We have been using this in -production to fix our GSuite 1h-disconnection problems and this has been confirmed to work.
@drzraf so actually, in doing some digging on this subject to make sure that things are being handled properly, and to specs. I happened upon an actual reason for why you were having this issue. It has been on the table to quite some time to replace much of the core functionality with a standard Composer package. I happened upon this issue:
https://github.com/jumbojett/OpenID-Connect-PHP/issues/286
Which further took me here:
https://stackoverflow.com/a/65702100
Basically, what is happening is that once you authenticate the first time with Google you won't get a new refresh token un later requests without using prompt=consent or approval_prompt=force and access_type=offline. This is apparently not well documented with Google/GSuite. I'm not inclined to include this PR as I think there is more to the fix that is really required.

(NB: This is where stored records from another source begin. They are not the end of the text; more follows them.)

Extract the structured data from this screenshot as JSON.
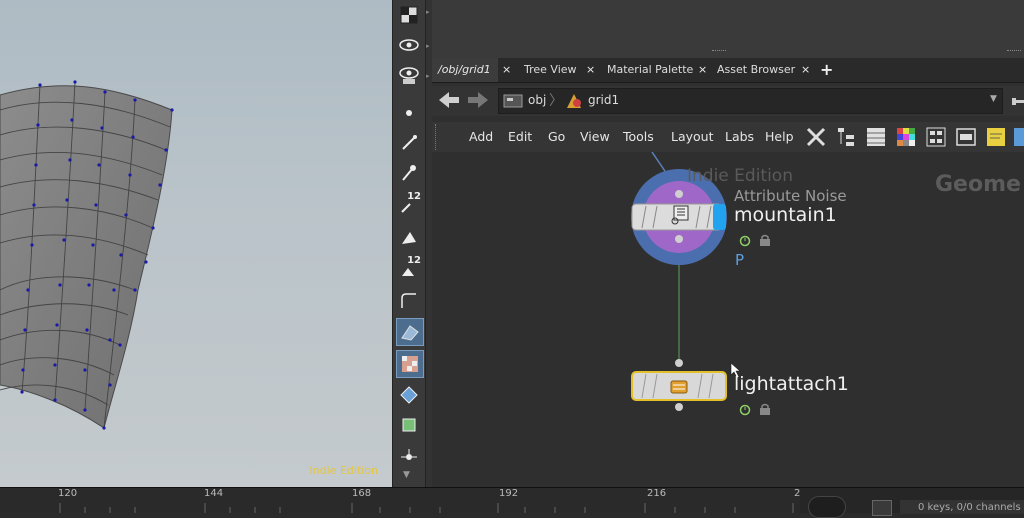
{
  "viewport": {
    "watermark": "Indie Edition"
  },
  "toolbar": {
    "num_badge_1": "12",
    "num_badge_2": "12"
  },
  "tabs": [
    {
      "label": "/obj/grid1"
    },
    {
      "label": "Tree View"
    },
    {
      "label": "Material Palette"
    },
    {
      "label": "Asset Browser"
    }
  ],
  "tab_close": "×",
  "tab_add": "+",
  "path": {
    "obj": "obj",
    "grid": "grid1"
  },
  "menu": [
    "Add",
    "Edit",
    "Go",
    "View",
    "Tools",
    "Layout",
    "Labs",
    "Help"
  ],
  "network": {
    "watermark": "Indie Edition",
    "context_label": "Geome",
    "node1": {
      "type": "Attribute Noise",
      "name": "mountain1",
      "flag": "P"
    },
    "node2": {
      "name": "lightattach1"
    }
  },
  "timeline": {
    "ticks": [
      "120",
      "144",
      "168",
      "192",
      "216",
      "2"
    ],
    "status": "0 keys, 0/0 channels"
  }
}
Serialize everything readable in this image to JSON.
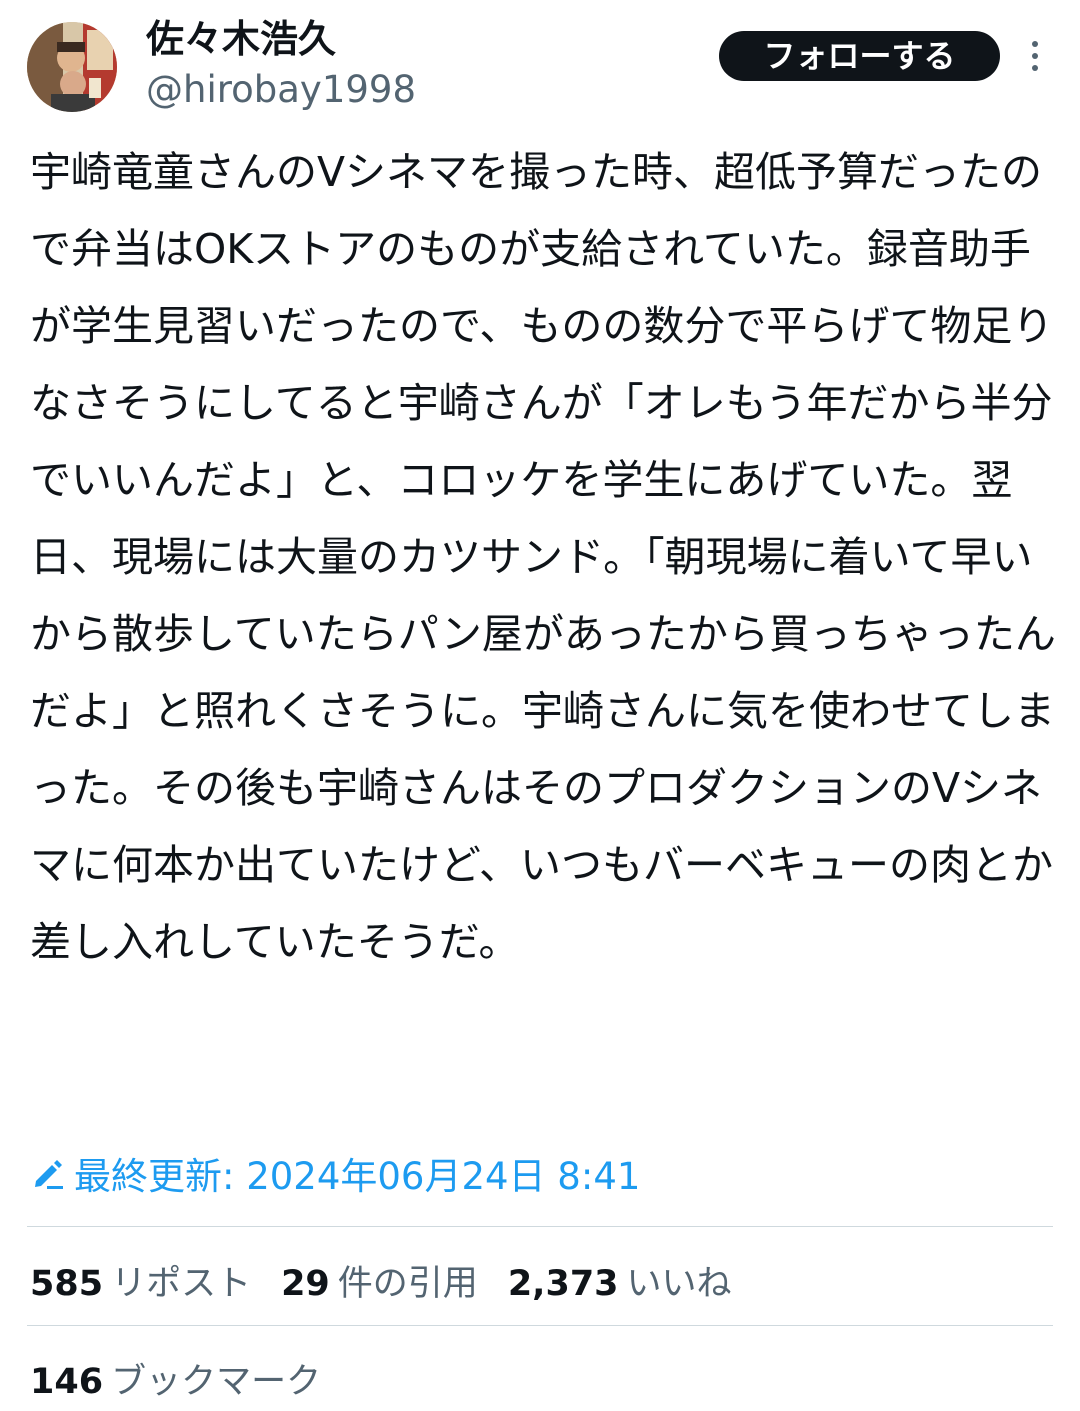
{
  "author": {
    "display_name": "佐々木浩久",
    "handle": "@hirobay1998"
  },
  "header": {
    "follow_label": "フォローする",
    "more_icon": "more-vertical-icon"
  },
  "tweet": {
    "text": "宇崎竜童さんのVシネマを撮った時、超低予算だったので弁当はOKストアのものが支給されていた。録音助手が学生見習いだったので、ものの数分で平らげて物足りなさそうにしてると宇崎さんが「オレもう年だから半分でいいんだよ」と、コロッケを学生にあげていた。翌日、現場には大量のカツサンド。「朝現場に着いて早いから散歩していたらパン屋があったから買っちゃったんだよ」と照れくさそうに。宇崎さんに気を使わせてしまった。その後も宇崎さんはそのプロダクションのVシネマに何本か出ていたけど、いつもバーベキューの肉とか差し入れしていたそうだ。",
    "edited_icon": "pencil-icon",
    "edited_label": "最終更新: 2024年06月24日 8:41"
  },
  "stats": {
    "reposts_count": "585",
    "reposts_label": "リポスト",
    "quotes_count": "29",
    "quotes_label": "件の引用",
    "likes_count": "2,373",
    "likes_label": "いいね",
    "bookmarks_count": "146",
    "bookmarks_label": "ブックマーク"
  },
  "colors": {
    "text": "#0f1419",
    "secondary": "#536471",
    "accent": "#1d9bf0",
    "divider": "#cfd9de"
  }
}
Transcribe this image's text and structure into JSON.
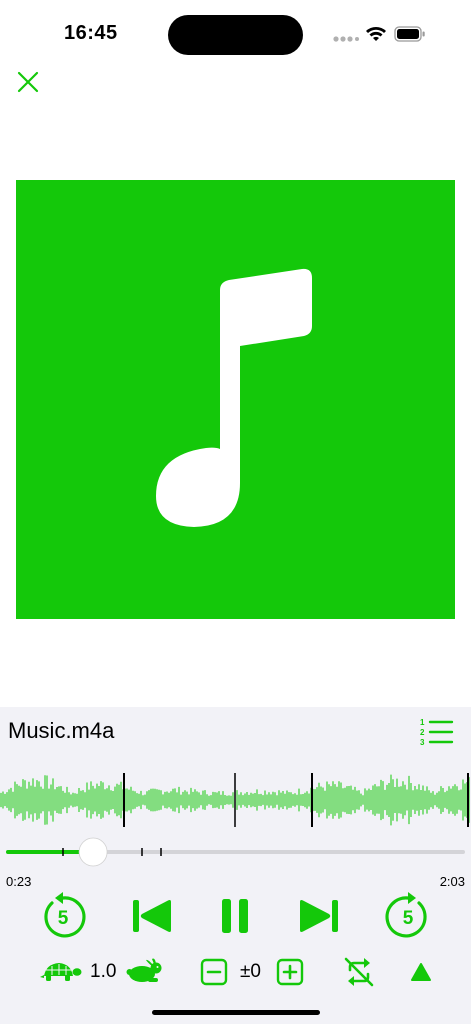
{
  "status_bar": {
    "time": "16:45",
    "signal_icon": "cellular-dots-icon",
    "wifi_icon": "wifi-icon",
    "battery_icon": "battery-icon"
  },
  "header": {
    "close_icon": "close-icon"
  },
  "artwork": {
    "icon": "music-note-icon",
    "background": "#14c80a"
  },
  "player": {
    "title": "Music.m4a",
    "queue_icon": "numbered-list-icon",
    "progress": {
      "elapsed": "0:23",
      "total": "2:03",
      "fraction": 0.187
    },
    "controls": {
      "skip_back_seconds": "5",
      "skip_forward_seconds": "5",
      "previous_icon": "skip-back-icon",
      "play_pause_icon": "pause-icon",
      "next_icon": "skip-forward-icon"
    },
    "speed": {
      "value": "1.0",
      "slow_icon": "turtle-icon",
      "fast_icon": "rabbit-icon"
    },
    "pitch": {
      "value": "±0",
      "minus_icon": "minus-square-icon",
      "plus_icon": "plus-square-icon"
    },
    "repeat_icon": "repeat-off-icon",
    "expand_icon": "triangle-up-icon"
  },
  "colors": {
    "accent": "#14c80a",
    "panel": "#f2f2f7"
  }
}
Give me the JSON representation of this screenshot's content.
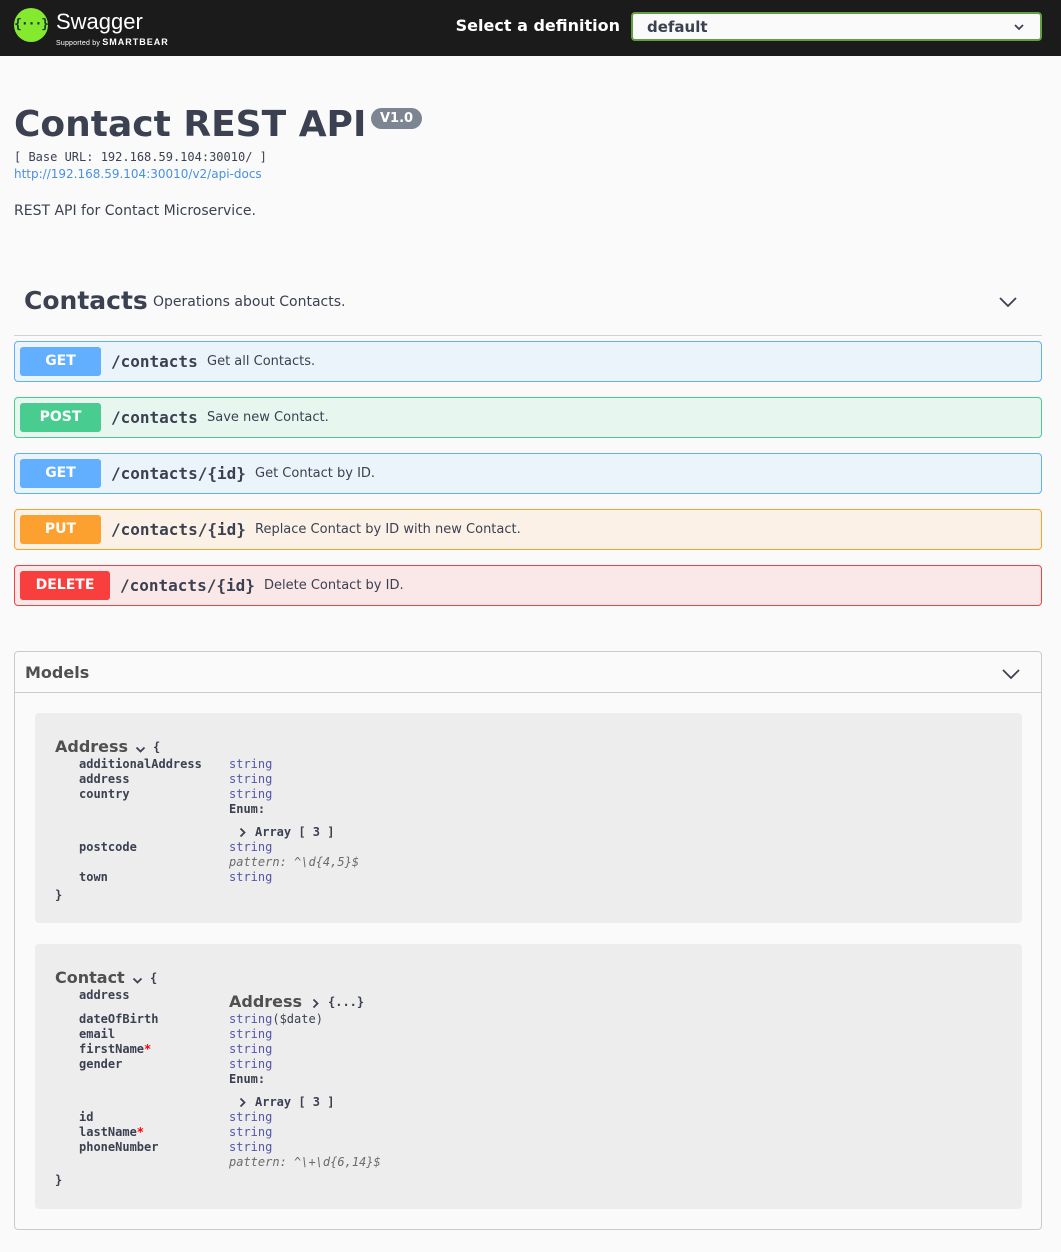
{
  "topbar": {
    "logo_word": "Swagger",
    "logo_sub_prefix": "Supported by",
    "logo_sub_brand": "SMARTBEAR",
    "definition_label": "Select a definition",
    "definition_value": "default"
  },
  "info": {
    "title": "Contact REST API",
    "version": "V1.0",
    "base_url": "[ Base URL: 192.168.59.104:30010/ ]",
    "docs_link": "http://192.168.59.104:30010/v2/api-docs",
    "description": "REST API for Contact Microservice."
  },
  "tag": {
    "name": "Contacts",
    "description": "Operations about Contacts."
  },
  "operations": [
    {
      "method": "GET",
      "path": "/contacts",
      "summary": "Get all Contacts."
    },
    {
      "method": "POST",
      "path": "/contacts",
      "summary": "Save new Contact."
    },
    {
      "method": "GET",
      "path": "/contacts/{id}",
      "summary": "Get Contact by ID."
    },
    {
      "method": "PUT",
      "path": "/contacts/{id}",
      "summary": "Replace Contact by ID with new Contact."
    },
    {
      "method": "DELETE",
      "path": "/contacts/{id}",
      "summary": "Delete Contact by ID."
    }
  ],
  "models": {
    "title": "Models",
    "open_brace": "{",
    "close_brace": "}",
    "required_mark": "*",
    "address": {
      "name": "Address",
      "props": [
        {
          "name": "additionalAddress",
          "type": "string"
        },
        {
          "name": "address",
          "type": "string"
        },
        {
          "name": "country",
          "type": "string",
          "enum_label": "Enum:",
          "array_label": "Array [ 3 ]"
        },
        {
          "name": "postcode",
          "type": "string",
          "pattern": "pattern: ^\\d{4,5}$"
        },
        {
          "name": "town",
          "type": "string"
        }
      ]
    },
    "contact": {
      "name": "Contact",
      "props": [
        {
          "name": "address",
          "ref_model": "Address",
          "ref_collapsed": "{...}"
        },
        {
          "name": "dateOfBirth",
          "type": "string",
          "format": "($date)"
        },
        {
          "name": "email",
          "type": "string"
        },
        {
          "name": "firstName",
          "type": "string",
          "required": true
        },
        {
          "name": "gender",
          "type": "string",
          "enum_label": "Enum:",
          "array_label": "Array [ 3 ]"
        },
        {
          "name": "id",
          "type": "string"
        },
        {
          "name": "lastName",
          "type": "string",
          "required": true
        },
        {
          "name": "phoneNumber",
          "type": "string",
          "pattern": "pattern: ^\\+\\d{6,14}$"
        }
      ]
    }
  },
  "colors": {
    "topbar_bg": "#1b1b1b",
    "logo_green": "#85ea2d",
    "get": "#61affe",
    "post": "#49cc90",
    "put": "#fca130",
    "delete": "#f93e3e",
    "type_color": "#5555aa"
  },
  "icons": {
    "logo": "swagger-logo-icon",
    "select_chevron": "chevron-down-icon",
    "tag_chevron": "chevron-down-icon",
    "models_chevron": "chevron-down-icon",
    "model_toggle": "chevron-down-icon",
    "array_toggle": "chevron-right-icon"
  }
}
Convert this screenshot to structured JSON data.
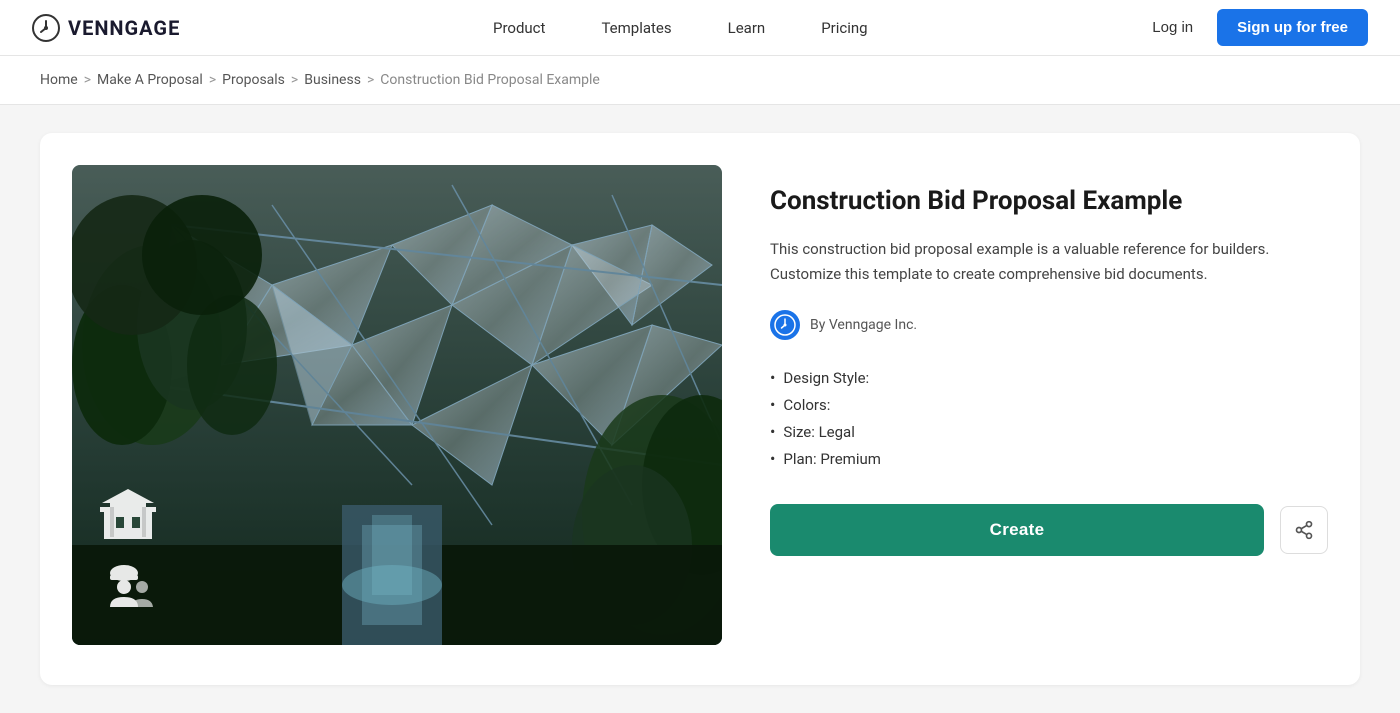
{
  "brand": {
    "name": "VENNGAGE",
    "logo_icon": "clock-circle"
  },
  "nav": {
    "links": [
      {
        "label": "Product",
        "id": "product"
      },
      {
        "label": "Templates",
        "id": "templates"
      },
      {
        "label": "Learn",
        "id": "learn"
      },
      {
        "label": "Pricing",
        "id": "pricing"
      }
    ],
    "login_label": "Log in",
    "signup_label": "Sign up for free"
  },
  "breadcrumb": {
    "items": [
      {
        "label": "Home",
        "id": "home"
      },
      {
        "label": "Make A Proposal",
        "id": "make-a-proposal"
      },
      {
        "label": "Proposals",
        "id": "proposals"
      },
      {
        "label": "Business",
        "id": "business"
      }
    ],
    "current": "Construction Bid Proposal Example"
  },
  "template": {
    "title": "Construction Bid Proposal Example",
    "description": "This construction bid proposal example is a valuable reference for builders. Customize this template to create comprehensive bid documents.",
    "author": "By Venngage Inc.",
    "meta": [
      {
        "label": "Design Style:"
      },
      {
        "label": "Colors:"
      },
      {
        "label": "Size: Legal"
      },
      {
        "label": "Plan: Premium"
      }
    ],
    "create_label": "Create",
    "share_icon": "share"
  },
  "colors": {
    "accent_blue": "#1a73e8",
    "accent_green": "#1a8a6e",
    "nav_bg": "#ffffff"
  }
}
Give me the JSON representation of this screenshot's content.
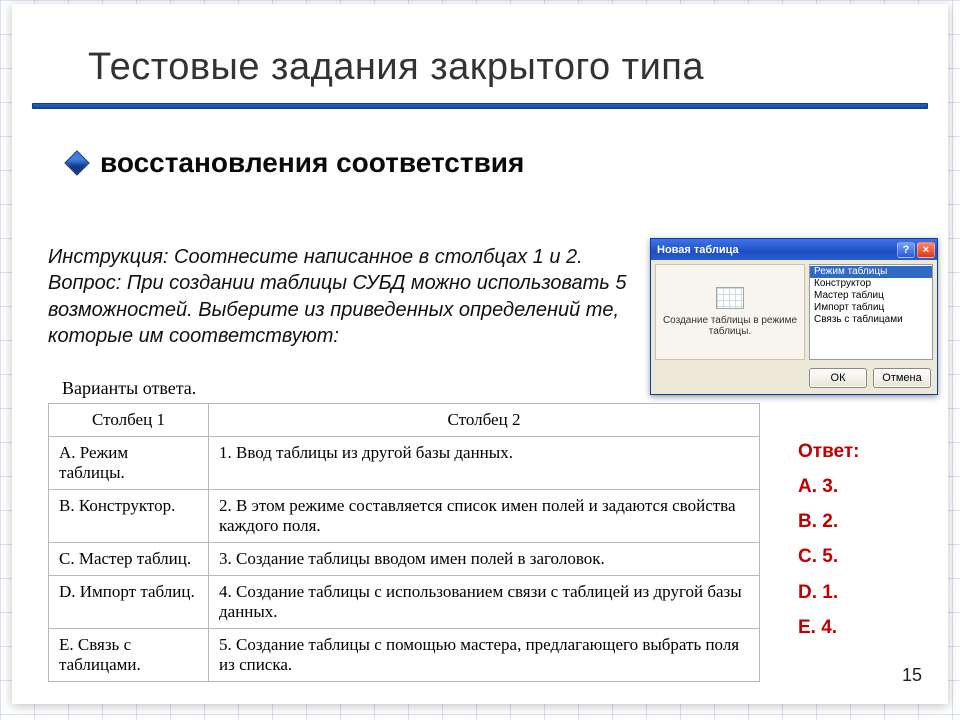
{
  "title": "Тестовые задания закрытого типа",
  "subtitle": "восстановления соответствия",
  "instruction": "Инструкция: Соотнесите написанное в столбцах 1 и 2.",
  "question": "Вопрос: При создании таблицы СУБД можно использовать 5 возможностей. Выберите из приведенных определений те, которые им соответствуют:",
  "answers_caption": "Варианты ответа.",
  "table": {
    "headers": {
      "col1": "Столбец 1",
      "col2": "Столбец 2"
    },
    "rows": [
      {
        "col1": "A. Режим таблицы.",
        "col2": "1. Ввод таблицы из другой базы данных."
      },
      {
        "col1": "B. Конструктор.",
        "col2": "2. В этом режиме составляется список имен полей и задаются свойства каждого поля."
      },
      {
        "col1": "C. Мастер таблиц.",
        "col2": "3. Создание таблицы вводом имен полей в заголовок."
      },
      {
        "col1": "D. Импорт таблиц.",
        "col2": "4. Создание таблицы с использованием связи с таблицей из другой базы данных."
      },
      {
        "col1": "E. Связь с таблицами.",
        "col2": "5. Создание таблицы с помощью мастера, предлагающего выбрать поля из списка."
      }
    ]
  },
  "answer_block": {
    "label": "Ответ:",
    "items": [
      "A. 3.",
      "B. 2.",
      "C. 5.",
      "D. 1.",
      "E. 4."
    ]
  },
  "page_number": "15",
  "dialog": {
    "title": "Новая таблица",
    "help": "?",
    "close": "×",
    "description": "Создание таблицы в режиме таблицы.",
    "options": [
      "Режим таблицы",
      "Конструктор",
      "Мастер таблиц",
      "Импорт таблиц",
      "Связь с таблицами"
    ],
    "ok": "ОК",
    "cancel": "Отмена"
  }
}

An additional follow-up that I happened to come across this MU Plugin that is essentially an add-on for this plugin that addresses the Google refresh token issue.
https://gitlab.com/animalequality/wp-openid/-/blob/master/wp-openid.php
https://gitlab.com/animalequality/wp-openid/-/blob/master/wp-openid.php
I wrote this code, and having a filter to customize the request (adding prompt=consent) is nice but it doesn't free this plugin from the responsibility of behaving correctly by not emptying an existing/valid refresh token which is what this PR is about.
@drzraf from what I see this isn't some clear problem specifically with this plugin as an issue with Google specifically. I didn't close the PR or issue I simply postponed it until I can find some very clear documentation on all of the handling and can test with other IDPs. The very fact the the code submitted has a comment regarding the scenario of what if the token was actually expired and the comment said "dunno" is not a very confident response to the proper way this should be handled.
All of the notes I made were in regards to doing actual research into this issue to ensure that the correct solution is implemented and not just something that appears to be a fox for 1 IDP or use case.